Ketika pandemi Covid-19 melanda dan harga properti, khususnya apartemen, turun tajam, Natanael tidak panik. Alih-alih melakukan panic selling, ia justru melihat kondisi ini sebagai peluang emas untuk mengakumulasi lebih banyak properti dengan harga yang terjangkau. Ia kembali memperbesar porsi investasi propertinya. Namun, seiring meredanya pandemi dan pemulihan ekonomi, ia menyadari bahwa harga properti sudah tidak lagi semurah sebelumnya, memicunya untuk kembali mempertimbangkan peluang di pasar saham.

Mengadopsi Value Investing

Berbekal pelajaran berharga dari kerugian tahun 2008, Natanael kembali ke pasar saham dengan pendekatan yang sama sekali berbeda. Kini, ia mengadopsi strategi value investing sebagai pondasi utama, mencakup sekitar 80% dari portofolio sahamnya. Fokusnya adalah pada emiten-emiten dengan fundamental yang kokoh, valuasi menarik, dan potensi pertumbuhan jangka panjang. Sektor perbankan menjadi favoritnya karena dinilai paling mudah untuk dianalisis dan diprediksi. “Kepercayaan diri mulai kembali karena waktu itu sempat mengalami kerugian besar. Saya belajar lebih banyak terutama tentang value investing,” tegasnya.

Adapun sisa 20% portofolio sahamnya dialokasikan untuk aktivitas trading. Namun, ia tetap selektif, hanya bermain di saham-saham blue chip dan beberapa saham yang prospektif. Metode trading yang digunakannya pun cukup sederhana, meliputi pemantauan net foreign buy/sell, analisis tren harga saham satu hingga dua bulan terakhir, serta penerapan strategi buy on rumor.

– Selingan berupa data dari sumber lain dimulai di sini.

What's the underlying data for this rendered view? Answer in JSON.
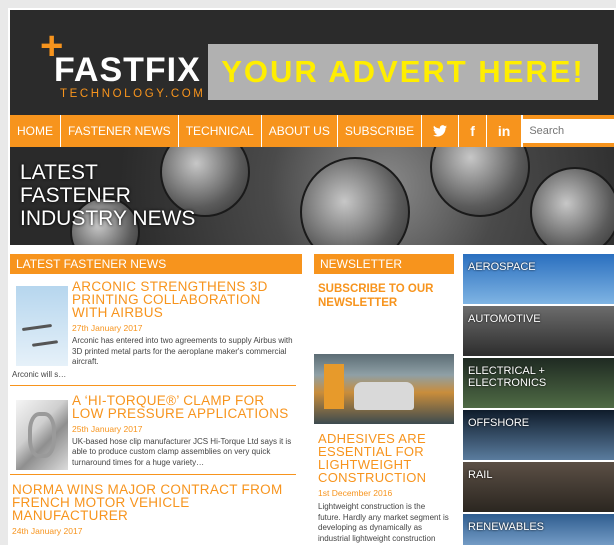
{
  "brand": {
    "logo_main": "FASTFIX",
    "logo_plus": "+",
    "logo_sub": "TECHNOLOGY.COM",
    "accent": "#f7941d"
  },
  "advert": {
    "text": "YOUR ADVERT HERE!",
    "color": "#ffee00"
  },
  "nav": {
    "items": [
      "HOME",
      "FASTENER NEWS",
      "TECHNICAL",
      "ABOUT US",
      "SUBSCRIBE"
    ],
    "social": [
      {
        "icon": "twitter-icon",
        "glyph": "🐦"
      },
      {
        "icon": "facebook-icon",
        "glyph": "f"
      },
      {
        "icon": "linkedin-icon",
        "glyph": "in"
      }
    ],
    "search_placeholder": "Search"
  },
  "hero": {
    "title": "LATEST FASTENER INDUSTRY NEWS"
  },
  "news": {
    "heading": "LATEST FASTENER NEWS",
    "items": [
      {
        "title": "ARCONIC STRENGTHENS 3D PRINTING COLLABORATION WITH AIRBUS",
        "date": "27th January 2017",
        "text": "Arconic has entered into two agreements to supply Airbus with 3D printed metal parts for the aeroplane maker's commercial aircraft.",
        "cont": "Arconic will s…"
      },
      {
        "title": "A ‘HI-TORQUE®’ CLAMP FOR LOW PRESSURE APPLICATIONS",
        "date": "25th January 2017",
        "text": "UK-based hose clip manufacturer JCS Hi-Torque Ltd says it is able to produce custom clamp assemblies on very quick turnaround times for a huge variety…"
      },
      {
        "title": "NORMA WINS MAJOR CONTRACT FROM FRENCH MOTOR VEHICLE MANUFACTURER",
        "date": "24th January 2017"
      }
    ]
  },
  "newsletter": {
    "heading": "NEWSLETTER",
    "subscribe_text": "SUBSCRIBE TO OUR NEWSLETTER",
    "feature_title": "ADHESIVES ARE ESSENTIAL FOR LIGHTWEIGHT CONSTRUCTION",
    "feature_date": "1st December 2016",
    "feature_text": "Lightweight construction is the future. Hardly any market segment is developing as dynamically as industrial lightweight construction and hardly any t…"
  },
  "sectors": [
    "AEROSPACE",
    "AUTOMOTIVE",
    "ELECTRICAL + ELECTRONICS",
    "OFFSHORE",
    "RAIL",
    "RENEWABLES"
  ]
}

Natanael mengakui bahwa ia bukan tipe investor yang agresif; ia memposisikan dirinya sebagai investor moderat. Strategi investasinya berfokus pada penempatan dana di aset-aset yang tidak menjanjikan keuntungan cepat dari aktivitas trading, tetapi mampu menghasilkan dividen stabil serta capital gain dalam jangka panjang. Oleh karena itu, ia merasa nyaman memegang saham-saham perbankan tanpa tekanan untuk segera menjual, sebab dividen yang diterima sudah memberikan hasil yang dapat dinikmati.

Saat ini, Natanael membagi portofolio investasinya dengan komposisi 50% pada sektor properti, 20% pada saham, 20% pada reksadana, dan 10% sisanya dalam bentuk cash serta logam mulia. Porsi terbesar masih ditempatkan di properti, keputusan yang sangat dipengaruhi oleh kondisi pasar saat ini. Sebagian aset properti miliknya berbentuk apartemen, dan karena harga apartemen masih turun signifikan, ia memilih untuk tidak merealisasikan kerugian tersebut. “Kalau saya melepas properti sekarang, itu berarti harus siap menjual dengan harga di bawah,” ujarnya.

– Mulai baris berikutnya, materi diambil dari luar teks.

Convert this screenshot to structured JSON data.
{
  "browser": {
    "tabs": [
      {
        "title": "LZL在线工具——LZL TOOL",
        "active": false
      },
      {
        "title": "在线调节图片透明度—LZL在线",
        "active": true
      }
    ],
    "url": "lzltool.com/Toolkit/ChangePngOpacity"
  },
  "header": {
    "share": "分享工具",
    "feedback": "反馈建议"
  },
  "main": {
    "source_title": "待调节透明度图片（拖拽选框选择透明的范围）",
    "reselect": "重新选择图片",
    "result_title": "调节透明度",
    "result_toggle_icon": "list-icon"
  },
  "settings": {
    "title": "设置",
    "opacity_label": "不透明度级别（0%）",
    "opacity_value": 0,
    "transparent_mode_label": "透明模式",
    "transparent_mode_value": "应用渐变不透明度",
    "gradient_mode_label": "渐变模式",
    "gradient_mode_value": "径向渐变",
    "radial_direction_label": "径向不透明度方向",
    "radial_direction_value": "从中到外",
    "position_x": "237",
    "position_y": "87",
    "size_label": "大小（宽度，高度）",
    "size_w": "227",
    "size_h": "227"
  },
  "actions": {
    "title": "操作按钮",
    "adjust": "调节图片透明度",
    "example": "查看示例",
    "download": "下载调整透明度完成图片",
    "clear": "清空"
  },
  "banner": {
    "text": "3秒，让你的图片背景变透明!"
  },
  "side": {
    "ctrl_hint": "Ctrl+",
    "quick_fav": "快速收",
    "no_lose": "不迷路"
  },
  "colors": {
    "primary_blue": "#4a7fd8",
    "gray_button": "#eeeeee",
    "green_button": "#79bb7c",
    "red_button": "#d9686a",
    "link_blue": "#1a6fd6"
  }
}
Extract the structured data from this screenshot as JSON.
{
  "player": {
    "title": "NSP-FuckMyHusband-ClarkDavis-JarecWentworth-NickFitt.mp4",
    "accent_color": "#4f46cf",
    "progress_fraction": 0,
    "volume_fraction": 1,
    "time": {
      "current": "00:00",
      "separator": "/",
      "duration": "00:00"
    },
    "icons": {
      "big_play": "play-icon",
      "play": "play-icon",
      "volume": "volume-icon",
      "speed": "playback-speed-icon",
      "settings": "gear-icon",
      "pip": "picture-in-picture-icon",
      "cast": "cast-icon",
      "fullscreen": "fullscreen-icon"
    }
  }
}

Meski demikian, Natanael tetap optimistis bahwa sektor properti akan bangkit kembali. Pemulihannya mungkin tidak terjadi dalam waktu dekat, namun ia percaya bahwa ketika ekonomi Indonesia menguat, kinerja sektor properti pun akan turut mengikuti. Dari seluruh rangkaian perjalanan investasinya, salah satu pencapaian yang paling ia syukuri adalah kemampuannya membantu orang tuanya membeli rumah menggunakan hasil investasi yang telah ia kumpulkan. “Bukan saya minta orang tua membelikan rumah, tapi saya bantu orang tua untuk beli rumah dari hasil investasi saya,” paparnya, sebuah bukti nyata dari buah manis kesabaran dan strategi investasinya.